Jak, z perspektywy całego województwa, ocenia Pani nasz częstochowski oddział neonatologiczny?
– Powiedziałabym, że jest jednym z zaledwie kilku filarów opieki III stopnia referencji, który pozwala właśnie na świadczenie opieki wobec noworodków, tych najbardziej niedojrzałych i chorych. Jest to szpital, który od lat cieszy się bardzo dobrą renomą, w którym pracują świetni specjaliści. Jedyne, czego możemy żałować, to to, że w regionie Częstochowy nie funkcjonuje już karetka „N”, czyli karetka dla niemowląt. Nie oznacza to oczywiście, że chore noworodki nie są zabezpieczane, aczkolwiek obecność tej karetki była takim elementem wspierającym, ponieważ z Katowic jest ponad 70 kilometrów drogi, więc nasza karetka ma do przebycia niemałą odległość. Niemniej, jeśli chodzi o kwestie możliwości opieki nad maluchem, to zarówno oddział opieki II stopnia referencji przy porodówce, jak i Oddział Patologii i Intensywnej Terapii Noworodka spełniają swoje zadanie.

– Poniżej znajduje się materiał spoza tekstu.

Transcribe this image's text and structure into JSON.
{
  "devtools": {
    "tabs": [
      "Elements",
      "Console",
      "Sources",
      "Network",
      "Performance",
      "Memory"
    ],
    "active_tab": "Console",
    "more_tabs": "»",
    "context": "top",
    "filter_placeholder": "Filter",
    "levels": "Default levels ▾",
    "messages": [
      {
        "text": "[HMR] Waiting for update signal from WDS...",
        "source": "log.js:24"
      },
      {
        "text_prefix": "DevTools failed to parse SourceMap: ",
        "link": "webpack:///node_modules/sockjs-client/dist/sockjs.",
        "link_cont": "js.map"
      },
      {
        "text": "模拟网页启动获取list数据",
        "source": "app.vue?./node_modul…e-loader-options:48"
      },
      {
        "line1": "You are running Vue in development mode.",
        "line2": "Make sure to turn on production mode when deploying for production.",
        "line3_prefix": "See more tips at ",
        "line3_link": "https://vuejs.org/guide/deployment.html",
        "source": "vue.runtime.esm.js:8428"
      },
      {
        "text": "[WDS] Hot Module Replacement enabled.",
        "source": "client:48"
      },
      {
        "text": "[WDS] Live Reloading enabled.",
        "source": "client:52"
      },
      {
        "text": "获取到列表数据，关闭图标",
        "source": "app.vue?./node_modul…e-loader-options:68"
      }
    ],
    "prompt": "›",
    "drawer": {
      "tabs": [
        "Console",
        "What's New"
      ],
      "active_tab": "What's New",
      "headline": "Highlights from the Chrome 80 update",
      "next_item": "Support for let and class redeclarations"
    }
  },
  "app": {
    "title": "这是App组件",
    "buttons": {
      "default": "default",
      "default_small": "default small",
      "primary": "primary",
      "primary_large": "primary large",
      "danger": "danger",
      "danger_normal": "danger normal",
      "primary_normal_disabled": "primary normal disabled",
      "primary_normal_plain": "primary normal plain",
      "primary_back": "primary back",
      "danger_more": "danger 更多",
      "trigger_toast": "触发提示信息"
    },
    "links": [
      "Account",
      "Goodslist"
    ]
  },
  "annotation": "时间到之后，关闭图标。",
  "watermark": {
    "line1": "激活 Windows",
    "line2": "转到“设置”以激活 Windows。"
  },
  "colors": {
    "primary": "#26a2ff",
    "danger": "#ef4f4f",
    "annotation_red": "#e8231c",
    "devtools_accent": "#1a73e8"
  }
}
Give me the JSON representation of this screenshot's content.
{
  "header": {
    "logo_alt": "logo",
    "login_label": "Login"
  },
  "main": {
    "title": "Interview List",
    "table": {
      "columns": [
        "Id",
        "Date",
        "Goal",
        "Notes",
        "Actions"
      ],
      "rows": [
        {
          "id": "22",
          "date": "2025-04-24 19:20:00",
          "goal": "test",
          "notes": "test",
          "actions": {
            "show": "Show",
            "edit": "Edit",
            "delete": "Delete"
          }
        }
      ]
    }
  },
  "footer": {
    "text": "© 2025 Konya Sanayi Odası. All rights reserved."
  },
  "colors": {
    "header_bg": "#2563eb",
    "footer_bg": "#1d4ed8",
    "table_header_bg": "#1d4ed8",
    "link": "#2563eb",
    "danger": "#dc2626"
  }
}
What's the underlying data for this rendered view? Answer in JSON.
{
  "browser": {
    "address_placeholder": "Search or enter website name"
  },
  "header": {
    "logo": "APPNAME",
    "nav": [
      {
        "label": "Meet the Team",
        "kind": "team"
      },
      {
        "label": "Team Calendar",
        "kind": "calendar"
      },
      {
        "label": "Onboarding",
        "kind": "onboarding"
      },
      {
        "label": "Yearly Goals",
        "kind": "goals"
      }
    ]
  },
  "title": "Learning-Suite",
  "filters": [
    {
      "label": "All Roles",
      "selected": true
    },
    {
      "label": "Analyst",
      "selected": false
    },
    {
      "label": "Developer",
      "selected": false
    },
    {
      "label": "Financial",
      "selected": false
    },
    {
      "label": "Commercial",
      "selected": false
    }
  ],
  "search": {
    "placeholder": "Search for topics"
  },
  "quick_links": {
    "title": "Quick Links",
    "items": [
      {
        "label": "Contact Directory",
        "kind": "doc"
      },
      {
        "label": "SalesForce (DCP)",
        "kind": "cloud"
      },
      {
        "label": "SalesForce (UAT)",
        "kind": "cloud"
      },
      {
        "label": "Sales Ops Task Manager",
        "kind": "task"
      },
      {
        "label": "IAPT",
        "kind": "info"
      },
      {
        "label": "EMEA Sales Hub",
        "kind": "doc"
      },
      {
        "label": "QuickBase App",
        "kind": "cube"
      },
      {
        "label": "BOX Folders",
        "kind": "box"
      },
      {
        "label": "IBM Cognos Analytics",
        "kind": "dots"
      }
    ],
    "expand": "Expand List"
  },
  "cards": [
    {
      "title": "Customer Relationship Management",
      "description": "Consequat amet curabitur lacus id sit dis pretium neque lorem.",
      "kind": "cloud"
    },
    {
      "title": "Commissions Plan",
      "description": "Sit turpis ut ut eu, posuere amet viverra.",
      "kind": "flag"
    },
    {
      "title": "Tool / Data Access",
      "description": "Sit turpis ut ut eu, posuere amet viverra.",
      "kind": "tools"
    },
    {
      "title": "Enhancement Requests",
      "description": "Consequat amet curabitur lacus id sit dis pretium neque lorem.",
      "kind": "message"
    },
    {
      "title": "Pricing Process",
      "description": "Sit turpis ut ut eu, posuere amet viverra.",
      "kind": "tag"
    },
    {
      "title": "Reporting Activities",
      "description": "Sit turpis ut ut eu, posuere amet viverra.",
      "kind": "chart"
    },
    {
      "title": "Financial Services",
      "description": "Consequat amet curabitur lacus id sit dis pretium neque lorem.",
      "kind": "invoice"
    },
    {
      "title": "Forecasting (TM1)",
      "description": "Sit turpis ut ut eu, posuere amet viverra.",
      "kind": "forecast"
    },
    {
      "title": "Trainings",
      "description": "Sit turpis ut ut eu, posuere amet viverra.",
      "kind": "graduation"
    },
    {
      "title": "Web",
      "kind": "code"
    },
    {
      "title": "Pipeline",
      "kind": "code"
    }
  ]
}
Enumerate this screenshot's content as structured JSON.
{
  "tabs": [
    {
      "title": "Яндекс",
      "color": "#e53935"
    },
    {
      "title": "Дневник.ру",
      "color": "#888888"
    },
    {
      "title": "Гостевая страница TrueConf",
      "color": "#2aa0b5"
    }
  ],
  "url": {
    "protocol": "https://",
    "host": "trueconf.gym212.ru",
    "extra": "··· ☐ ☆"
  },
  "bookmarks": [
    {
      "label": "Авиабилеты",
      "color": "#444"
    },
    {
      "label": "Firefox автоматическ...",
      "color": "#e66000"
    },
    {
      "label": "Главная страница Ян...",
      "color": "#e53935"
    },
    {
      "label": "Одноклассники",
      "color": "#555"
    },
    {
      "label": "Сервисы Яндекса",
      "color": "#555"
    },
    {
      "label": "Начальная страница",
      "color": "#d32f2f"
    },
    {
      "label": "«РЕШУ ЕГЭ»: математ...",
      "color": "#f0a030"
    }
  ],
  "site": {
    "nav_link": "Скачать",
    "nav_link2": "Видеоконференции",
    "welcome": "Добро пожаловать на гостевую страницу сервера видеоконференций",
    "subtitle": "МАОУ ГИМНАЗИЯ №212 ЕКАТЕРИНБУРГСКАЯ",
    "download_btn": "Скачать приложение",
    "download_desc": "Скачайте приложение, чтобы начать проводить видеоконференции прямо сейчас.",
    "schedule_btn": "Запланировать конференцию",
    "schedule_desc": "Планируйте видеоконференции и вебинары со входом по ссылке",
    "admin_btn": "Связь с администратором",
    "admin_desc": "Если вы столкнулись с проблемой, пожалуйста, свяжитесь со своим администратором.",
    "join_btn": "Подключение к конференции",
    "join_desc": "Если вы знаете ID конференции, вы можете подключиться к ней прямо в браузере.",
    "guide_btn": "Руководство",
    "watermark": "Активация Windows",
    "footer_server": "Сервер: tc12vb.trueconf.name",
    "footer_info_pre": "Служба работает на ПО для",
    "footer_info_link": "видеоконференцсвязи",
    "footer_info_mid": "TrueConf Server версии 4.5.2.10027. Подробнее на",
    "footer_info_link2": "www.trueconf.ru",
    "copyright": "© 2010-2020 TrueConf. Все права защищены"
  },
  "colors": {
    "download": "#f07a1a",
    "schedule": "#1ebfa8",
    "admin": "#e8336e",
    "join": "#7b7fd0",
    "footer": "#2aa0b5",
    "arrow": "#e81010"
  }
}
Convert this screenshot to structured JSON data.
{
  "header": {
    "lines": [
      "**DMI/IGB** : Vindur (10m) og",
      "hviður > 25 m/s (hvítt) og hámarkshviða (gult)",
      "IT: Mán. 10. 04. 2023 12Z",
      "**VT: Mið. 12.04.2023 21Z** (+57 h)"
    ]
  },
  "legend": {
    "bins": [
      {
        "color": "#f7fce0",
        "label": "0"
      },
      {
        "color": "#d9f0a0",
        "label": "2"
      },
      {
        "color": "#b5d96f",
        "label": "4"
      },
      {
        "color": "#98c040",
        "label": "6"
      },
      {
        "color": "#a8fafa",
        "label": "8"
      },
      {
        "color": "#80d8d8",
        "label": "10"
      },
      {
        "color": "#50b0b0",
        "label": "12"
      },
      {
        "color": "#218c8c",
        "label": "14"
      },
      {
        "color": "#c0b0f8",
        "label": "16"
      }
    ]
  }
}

Ile jest ogółem oddziałów neonatologicznych w województwie śląskim?
– Ogółem jest ich bodajże 47, ale oddziałów III stopnia jest 7, a wśród nich jest również oddział częstochowski.
Neonatologia to dosyć nowe, „młode” pojęcie. Proszę powiedzieć, czym oddział neonatologiczny różni się od zwykłego oddziału noworodkowego?
– W zasadzie to dokładnie to samo, z tą różnicą, że tutaj bazujemy na łacińskim nazewnictwie. Pojęcie to pochodzi od słowa neonatus, czyli „nowonarodzony”. Być może brzmi to bardziej skomplikowanie i bardziej naukowo, ale generalnie chodzi o opiekę nad noworodkiem. Z drugiej strony, jeśli mówimy o bardziej naukowym podejściu, to neonatologia zajmuje się noworodkiem nie tylko jako malutkim dzieckiem, ale pacjentem, który też ma dolegliwości, a który swoich problemów nie zgłosi, w związku z czym trzeba wykazać się nie lada umiejętnościami, wiedzą i doświadczeniem, by zauważyć, czy ten maluch jest zdrowy i prawidłowo funkcjonuje, czy jednak potrzebuje jakiejś diagnozy. Neonatologia to ogromna wiedza – tak, jak dorośli pacjenci mają internistę, a dzieci pediatrę, tak noworodki mają neonatologa. Neonatolog musi posiadać rozległą wiedzę na temat chorób noworodkowych, więc jest to spore wyzwanie.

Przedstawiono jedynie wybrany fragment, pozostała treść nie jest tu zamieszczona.